4.2. Antibiotic Prescribing Characteristics

The frequency of antibiotic use was 54.28%. This finding is close to that reported in a multicenter study conducted in Brazzaville in 2022 by Ollandzobo Ikobo et al., which also found a prevalence of 54% [5]. Lower prevalence rates than ours have been reported by some authors, notably Martin-Mons. et al. in France in 2021, Khan et al. in the United States in 2022, and Osowick et al. in Australia in 2015, with 43.3%, 34.9%, and 46%, respectively [2] [13] [14]. Conversely, studies conducted by Rahman et al., Kakolwa et al., Tank et al., and Jiang et al. found higher usage rates with 96.7%, 89%, 97.9%, and 88.3% respectively [9] [10] [15] [16]. This variability in ATBs usage rates in neonates worldwide may be explained by several factors, including the ecological differences in neonatal bacterial infections (NBIs), the varying prevalence of NBIs, the disparities in the definition and management of infectious risk factors across countries, local protocols and differences in access to healthcare and diagnostic methods.

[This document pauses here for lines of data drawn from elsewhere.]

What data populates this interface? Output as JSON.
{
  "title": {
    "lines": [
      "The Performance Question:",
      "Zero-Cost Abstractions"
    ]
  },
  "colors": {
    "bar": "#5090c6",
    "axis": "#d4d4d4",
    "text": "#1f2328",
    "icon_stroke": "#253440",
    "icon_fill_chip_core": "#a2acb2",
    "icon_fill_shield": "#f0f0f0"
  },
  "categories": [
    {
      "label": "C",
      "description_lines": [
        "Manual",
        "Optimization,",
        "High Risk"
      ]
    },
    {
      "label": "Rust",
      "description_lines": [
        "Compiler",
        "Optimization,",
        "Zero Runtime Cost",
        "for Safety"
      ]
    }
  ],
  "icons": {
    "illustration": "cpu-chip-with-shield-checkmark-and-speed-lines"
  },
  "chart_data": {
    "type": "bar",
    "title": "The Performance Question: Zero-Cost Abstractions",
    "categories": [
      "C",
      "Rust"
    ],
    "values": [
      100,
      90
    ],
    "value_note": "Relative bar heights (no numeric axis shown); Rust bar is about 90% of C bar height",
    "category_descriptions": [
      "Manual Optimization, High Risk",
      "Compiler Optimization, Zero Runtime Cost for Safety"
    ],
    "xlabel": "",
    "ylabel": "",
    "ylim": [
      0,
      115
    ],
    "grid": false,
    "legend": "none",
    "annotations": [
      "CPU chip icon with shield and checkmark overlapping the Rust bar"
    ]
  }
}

A total of 94.6% neonates were administered empiric antibiotics immediately upon admission. The most commonly prescribed antibiotics were Cefotaxime and Amikacin. The most frequently used combination was Cefotaxime and Amikacin. In contrast, Ollandzobo et al. identified Gentamicin (92.7%) and Amoxicillin (38.8%) as the most frequently prescribed ATBs [5]. Empiric use of antibiotics varies across national protocols. The first line of antibiotic combination reported in this study appears consistent with the French National Authority for Health guidelines, as well as the second-line antibiotic drugs such as Imipenem, Vancomycin, and Ciprofloxacin, most frequently prescribed for late-onset neonatal infections and hospital-acquired infections [6] [7] [12] [17].

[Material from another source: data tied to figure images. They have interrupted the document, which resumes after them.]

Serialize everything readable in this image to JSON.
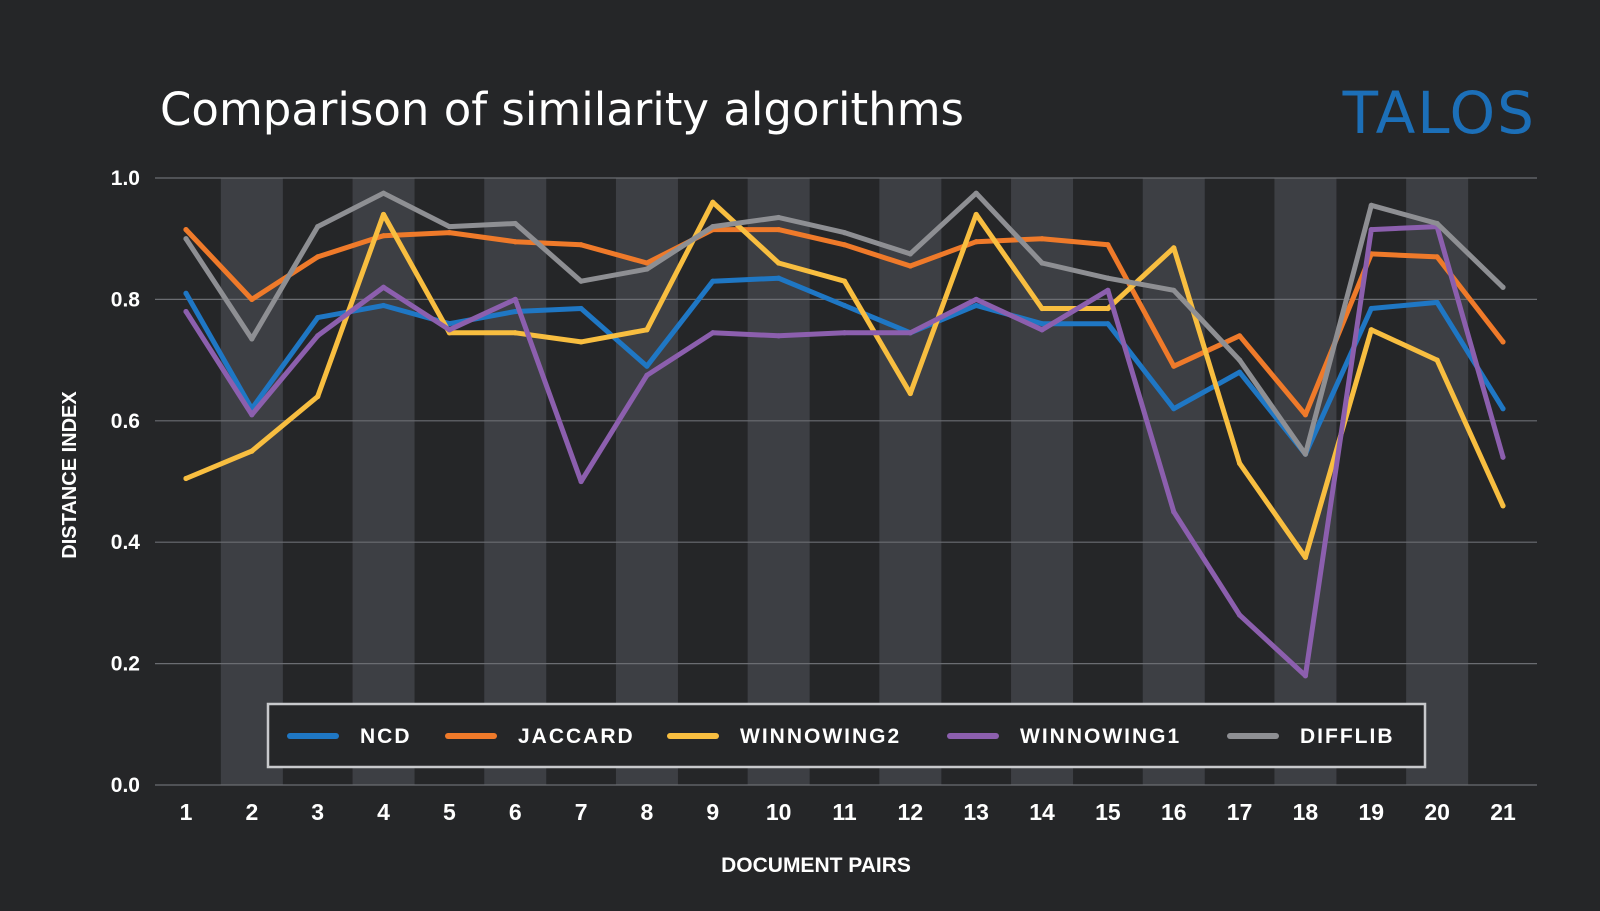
{
  "brand": {
    "logo_text": "TALOS",
    "logo_color": "#1c6fb8"
  },
  "colors": {
    "background": "#252628",
    "band": "#3d3f44",
    "grid": "#6b6d72",
    "text": "#ffffff"
  },
  "chart_data": {
    "type": "line",
    "title": "Comparison of similarity algorithms",
    "xlabel": "DOCUMENT PAIRS",
    "ylabel": "DISTANCE INDEX",
    "x": [
      1,
      2,
      3,
      4,
      5,
      6,
      7,
      8,
      9,
      10,
      11,
      12,
      13,
      14,
      15,
      16,
      17,
      18,
      19,
      20,
      21
    ],
    "ylim": [
      0.0,
      1.0
    ],
    "yticks": [
      "0.0",
      "0.2",
      "0.4",
      "0.6",
      "0.8",
      "1.0"
    ],
    "grid": "horizontal",
    "alternating_bands": true,
    "legend_position": "bottom-center",
    "series": [
      {
        "name": "NCD",
        "color": "#1f77c4",
        "values": [
          0.81,
          0.62,
          0.77,
          0.79,
          0.76,
          0.78,
          0.785,
          0.69,
          0.83,
          0.835,
          0.79,
          0.745,
          0.79,
          0.76,
          0.76,
          0.62,
          0.68,
          0.545,
          0.785,
          0.795,
          0.62
        ]
      },
      {
        "name": "JACCARD",
        "color": "#ef7a2a",
        "values": [
          0.915,
          0.8,
          0.87,
          0.905,
          0.91,
          0.895,
          0.89,
          0.86,
          0.915,
          0.915,
          0.89,
          0.855,
          0.895,
          0.9,
          0.89,
          0.69,
          0.74,
          0.61,
          0.875,
          0.87,
          0.73
        ]
      },
      {
        "name": "WINNOWING2",
        "color": "#f8be40",
        "values": [
          0.505,
          0.55,
          0.64,
          0.94,
          0.745,
          0.745,
          0.73,
          0.75,
          0.96,
          0.86,
          0.83,
          0.645,
          0.94,
          0.785,
          0.785,
          0.885,
          0.53,
          0.375,
          0.75,
          0.7,
          0.46
        ]
      },
      {
        "name": "WINNOWING1",
        "color": "#8c5fae",
        "values": [
          0.78,
          0.61,
          0.74,
          0.82,
          0.75,
          0.8,
          0.5,
          0.675,
          0.745,
          0.74,
          0.745,
          0.745,
          0.8,
          0.75,
          0.815,
          0.45,
          0.28,
          0.18,
          0.915,
          0.92,
          0.54
        ]
      },
      {
        "name": "DIFFLIB",
        "color": "#8e8f93",
        "values": [
          0.9,
          0.735,
          0.92,
          0.975,
          0.92,
          0.925,
          0.83,
          0.85,
          0.92,
          0.935,
          0.91,
          0.875,
          0.975,
          0.86,
          0.835,
          0.815,
          0.7,
          0.545,
          0.955,
          0.925,
          0.82
        ]
      }
    ]
  }
}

In this study, all neonates received intravenous antibiotics during their hospital stay at doses consistent with the existing literature. However, 6% of them were prescribed oral antibiotics upon discharge. The rationale behind this prescription was not documented. Nevertheless, in our setting, one might speculate that such practice aims to shorten the duration of hospitalization of neonates showing favorable clinical outcome.

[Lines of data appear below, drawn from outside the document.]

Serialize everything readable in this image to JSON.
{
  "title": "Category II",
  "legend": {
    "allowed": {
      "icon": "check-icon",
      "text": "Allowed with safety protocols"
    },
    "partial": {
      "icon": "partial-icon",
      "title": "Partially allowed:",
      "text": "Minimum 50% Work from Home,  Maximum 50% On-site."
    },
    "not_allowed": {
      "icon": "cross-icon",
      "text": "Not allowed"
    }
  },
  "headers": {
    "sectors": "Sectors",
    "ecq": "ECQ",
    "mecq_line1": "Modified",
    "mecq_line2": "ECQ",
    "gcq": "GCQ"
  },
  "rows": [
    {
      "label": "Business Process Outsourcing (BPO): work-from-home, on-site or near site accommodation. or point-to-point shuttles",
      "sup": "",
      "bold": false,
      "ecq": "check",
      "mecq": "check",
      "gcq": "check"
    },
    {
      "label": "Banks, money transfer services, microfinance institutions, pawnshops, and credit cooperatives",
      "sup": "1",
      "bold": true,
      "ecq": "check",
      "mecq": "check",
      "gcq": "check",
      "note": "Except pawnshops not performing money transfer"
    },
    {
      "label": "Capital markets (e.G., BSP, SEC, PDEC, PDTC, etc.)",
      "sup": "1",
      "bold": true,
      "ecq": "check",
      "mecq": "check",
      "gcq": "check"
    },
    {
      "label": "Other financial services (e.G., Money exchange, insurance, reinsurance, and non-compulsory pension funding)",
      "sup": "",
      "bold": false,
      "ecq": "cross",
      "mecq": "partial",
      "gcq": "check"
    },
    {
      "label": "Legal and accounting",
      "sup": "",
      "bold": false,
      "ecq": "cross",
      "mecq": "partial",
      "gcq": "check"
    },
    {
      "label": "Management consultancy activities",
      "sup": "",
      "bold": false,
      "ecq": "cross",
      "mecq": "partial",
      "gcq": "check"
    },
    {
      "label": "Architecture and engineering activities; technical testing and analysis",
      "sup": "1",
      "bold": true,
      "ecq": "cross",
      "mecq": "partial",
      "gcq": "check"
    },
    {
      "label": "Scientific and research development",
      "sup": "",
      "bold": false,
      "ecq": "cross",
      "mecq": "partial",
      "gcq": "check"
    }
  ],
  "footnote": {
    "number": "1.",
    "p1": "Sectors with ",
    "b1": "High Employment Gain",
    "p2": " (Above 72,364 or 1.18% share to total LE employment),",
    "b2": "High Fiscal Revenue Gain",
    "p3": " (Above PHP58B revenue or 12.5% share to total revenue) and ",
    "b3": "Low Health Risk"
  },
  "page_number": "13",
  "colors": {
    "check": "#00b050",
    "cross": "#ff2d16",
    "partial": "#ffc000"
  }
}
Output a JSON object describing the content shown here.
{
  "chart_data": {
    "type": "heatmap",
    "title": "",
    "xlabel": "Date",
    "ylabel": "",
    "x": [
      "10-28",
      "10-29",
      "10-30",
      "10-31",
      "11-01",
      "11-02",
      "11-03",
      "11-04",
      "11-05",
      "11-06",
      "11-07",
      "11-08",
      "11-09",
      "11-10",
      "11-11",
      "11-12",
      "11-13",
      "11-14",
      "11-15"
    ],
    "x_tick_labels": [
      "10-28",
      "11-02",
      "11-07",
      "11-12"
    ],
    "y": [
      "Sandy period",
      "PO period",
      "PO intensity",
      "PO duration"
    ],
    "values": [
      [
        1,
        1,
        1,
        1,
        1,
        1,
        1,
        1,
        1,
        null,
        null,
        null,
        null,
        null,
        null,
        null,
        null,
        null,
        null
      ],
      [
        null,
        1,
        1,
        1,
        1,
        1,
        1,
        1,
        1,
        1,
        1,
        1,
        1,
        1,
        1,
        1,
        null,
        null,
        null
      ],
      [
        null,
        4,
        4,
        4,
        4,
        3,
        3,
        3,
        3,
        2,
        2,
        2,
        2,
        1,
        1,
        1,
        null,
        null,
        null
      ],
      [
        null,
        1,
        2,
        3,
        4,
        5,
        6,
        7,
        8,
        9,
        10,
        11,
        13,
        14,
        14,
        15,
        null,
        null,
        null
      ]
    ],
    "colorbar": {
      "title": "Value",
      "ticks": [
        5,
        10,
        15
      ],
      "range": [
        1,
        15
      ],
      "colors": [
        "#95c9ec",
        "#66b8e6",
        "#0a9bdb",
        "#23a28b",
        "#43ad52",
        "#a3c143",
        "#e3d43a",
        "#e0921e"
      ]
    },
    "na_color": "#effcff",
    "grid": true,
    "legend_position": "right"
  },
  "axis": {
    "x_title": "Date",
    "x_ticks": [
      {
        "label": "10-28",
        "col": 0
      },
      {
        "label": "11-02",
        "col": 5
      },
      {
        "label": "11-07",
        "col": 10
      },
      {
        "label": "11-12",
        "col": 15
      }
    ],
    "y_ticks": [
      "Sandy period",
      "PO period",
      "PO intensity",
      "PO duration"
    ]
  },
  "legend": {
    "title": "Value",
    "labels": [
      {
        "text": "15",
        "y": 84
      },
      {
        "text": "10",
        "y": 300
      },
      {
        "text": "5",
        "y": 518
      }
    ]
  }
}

The indications for prescribing and continuing antibiotics are based on a combination of anamnesis, clinical, and biological findings, as well as patient progression. Empirical prescription of antibiotics was adequate according to the guidelines in 87% of newborns. This finding is similar to the study conducted by Ollandzobo Ikobo et al., who highlighted that 79.6% of neonates had appropriate indications for empirical antibiotic therapy [5]. However, these results vary between studies. This may be explained, among others, by the differences in neonatal infectious risk definition and by the varying local protocols.

4.3. Study Limitations

The main difficulties encountered lie in the absence of blood cultures in order to confirm presumptive diagnoses. Furthermore, analysis of neonates’ data was difficult due to several missing pieces of information.

5. Conclusion

The use of antibiotics represents a challenge in neonatal units, both in terms of indications and prescription. Antibiotic overuse is a growing source of antibiotic resistance worldwide. It is therefore essential to access prescribing practices as done in this study so as to rationalize antibiotic use and also to establish an antibiotic stewardship program in our neonatal units.

Ethical Considerations

All data were fully anonymized prior to analysis.

Authors’ Contributions

All authors reviewed and approved the final manuscript.

Conflicts of Interest

The authors declare no conflicts of interest regarding the publication of this paper.